Danger signs to look for when cleaning your dog’s teeth:

  • A deposit build up on your dog’s teeth.
  • Gums that are damaged and bleeding.
  • A foul smell which could be an indication of infection.
  • A thin red line along the gum indicates inflammation of the gums.
  • A sensitive root of the tooth may have become exposed. This will be painful for your dog and could be due to receding gums.
  • Discoloured teeth that die and fall out.
  • Fractured teeth.
  • Your dog refuses food, has difficulty eating or has flecks of blood in their bowls.
  • Whimpering when chewing or pawing at the mouth.

If your dog shows any of these symptoms, you should contact your vet immediately. Your dog may require sedation, general anaesthesia, and X-rays to determine how bad the problem is.

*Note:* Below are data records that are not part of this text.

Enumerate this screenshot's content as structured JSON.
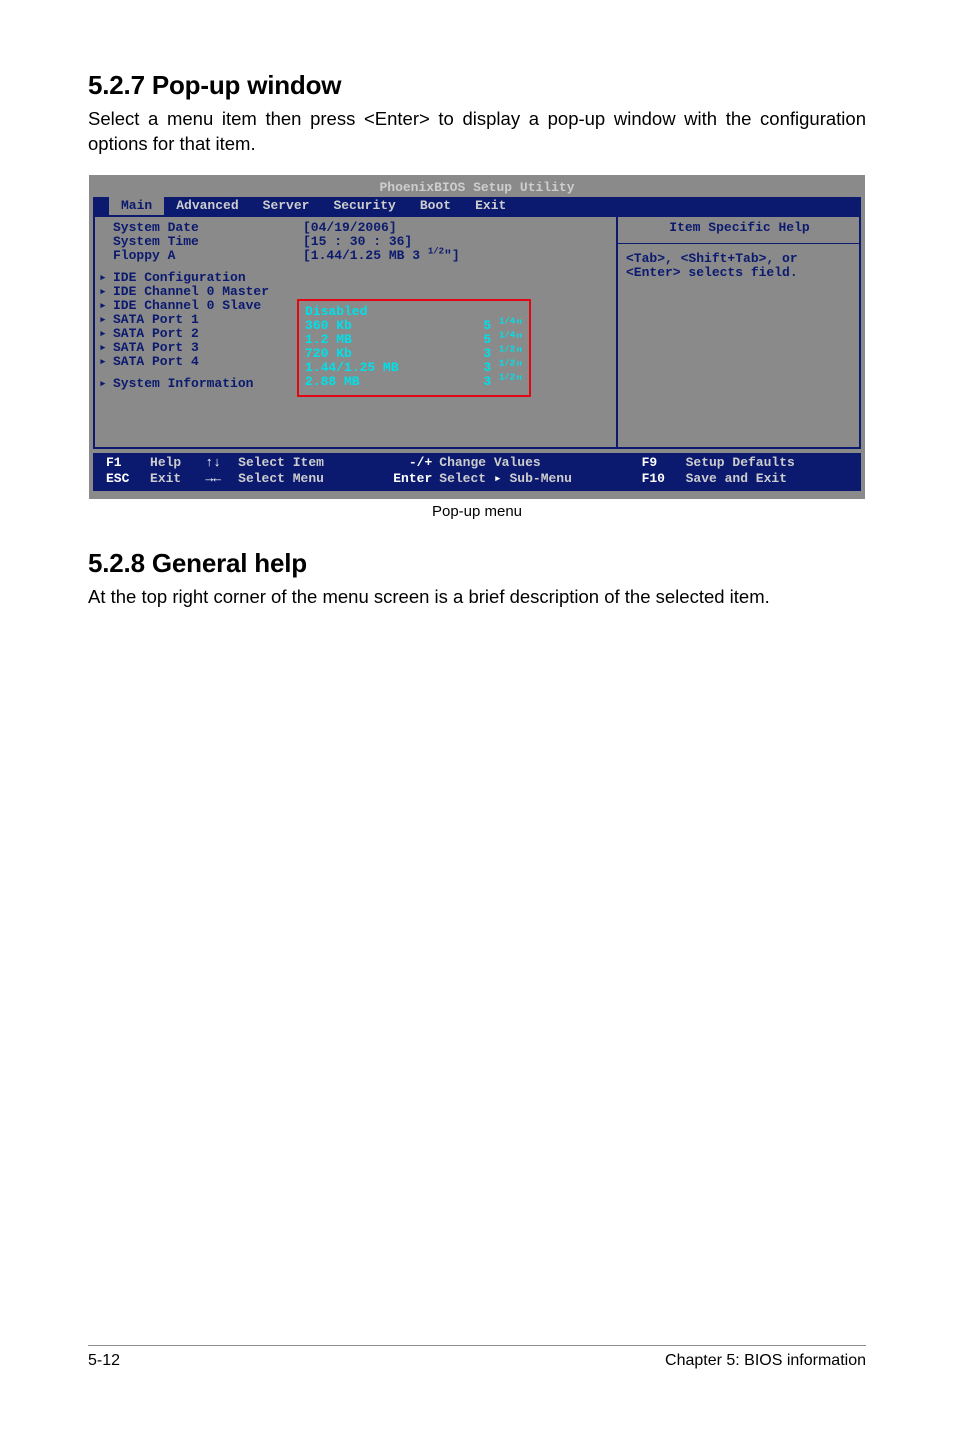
{
  "doc": {
    "section1_title": "5.2.7 Pop-up window",
    "section1_body": "Select a menu item then press <Enter> to display a pop-up window with the configuration options for that item.",
    "popup_caption": "Pop-up menu",
    "section2_title": "5.2.8  General help",
    "section2_body": "At the top right corner of the menu screen is a brief description of the selected item.",
    "footer_left": "5-12",
    "footer_right": "Chapter 5: BIOS information"
  },
  "bios": {
    "utility_title": "PhoenixBIOS Setup Utility",
    "tabs": [
      "Main",
      "Advanced",
      "Server",
      "Security",
      "Boot",
      "Exit"
    ],
    "active_tab_index": 0,
    "fields": {
      "system_date": {
        "label": "System Date",
        "value": "[04/19/2006]"
      },
      "system_time": {
        "label": "System Time",
        "value": "[15 : 30 : 36]"
      },
      "floppy_a_label": "Floppy A",
      "floppy_a_value_pre": "[1.44/1.25 MB 3 ",
      "floppy_a_value_sup": "1/2",
      "floppy_a_value_post": "\"]"
    },
    "submenus": [
      "IDE Configuration",
      "IDE Channel 0 Master",
      "IDE Channel 0 Slave",
      "SATA Port 1",
      "SATA Port 2",
      "SATA Port 3",
      "SATA Port 4"
    ],
    "sysinfo_label": "System Information",
    "popup": {
      "options": [
        {
          "name": "Disabled",
          "size_num": "",
          "size_frac": "",
          "size_unit": ""
        },
        {
          "name": "360 Kb",
          "size_num": "5",
          "size_frac": "1/4",
          "size_unit": "\""
        },
        {
          "name": "1.2 MB",
          "size_num": "5",
          "size_frac": "1/4",
          "size_unit": "\""
        },
        {
          "name": "720 Kb",
          "size_num": "3",
          "size_frac": "1/2",
          "size_unit": "\""
        },
        {
          "name": "1.44/1.25 MB",
          "size_num": "3",
          "size_frac": "1/2",
          "size_unit": "\""
        },
        {
          "name": "2.88 MB",
          "size_num": "3",
          "size_frac": "1/2",
          "size_unit": "\""
        }
      ]
    },
    "help": {
      "title": "Item Specific Help",
      "text": "<Tab>, <Shift+Tab>, or <Enter> selects field."
    },
    "footer": {
      "f1_key": "F1",
      "f1_label": "Help",
      "esc_key": "ESC",
      "esc_label": "Exit",
      "updn_sym": "↑↓",
      "updn_label": "Select Item",
      "lr_sym": "→←",
      "lr_label": "Select Menu",
      "chg_key": "-/+",
      "chg_label": "Change Values",
      "enter_key": "Enter",
      "enter_label_pre": "Select ",
      "enter_label_post": " Sub-Menu",
      "f9_key": "F9",
      "f9_label": "Setup Defaults",
      "f10_key": "F10",
      "f10_label": "Save and Exit"
    }
  }
}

Summary – Do you need to brush your dog’s teeth?

Dental disease is widespread in dogs, second only to ear infections, and can be extremely uncomfortable and painful for your dog.

Brushing your dog’s teeth can easily fit into your regular grooming schedule and usually only takes a few minutes.

Remember to reward and praise your dog, and they may even look forward to it!

At Dog Food Info, we always recommend seeing or speaking to your vet if you are worried about brushing your dog’s teeth or you feel there are any issues with your pet.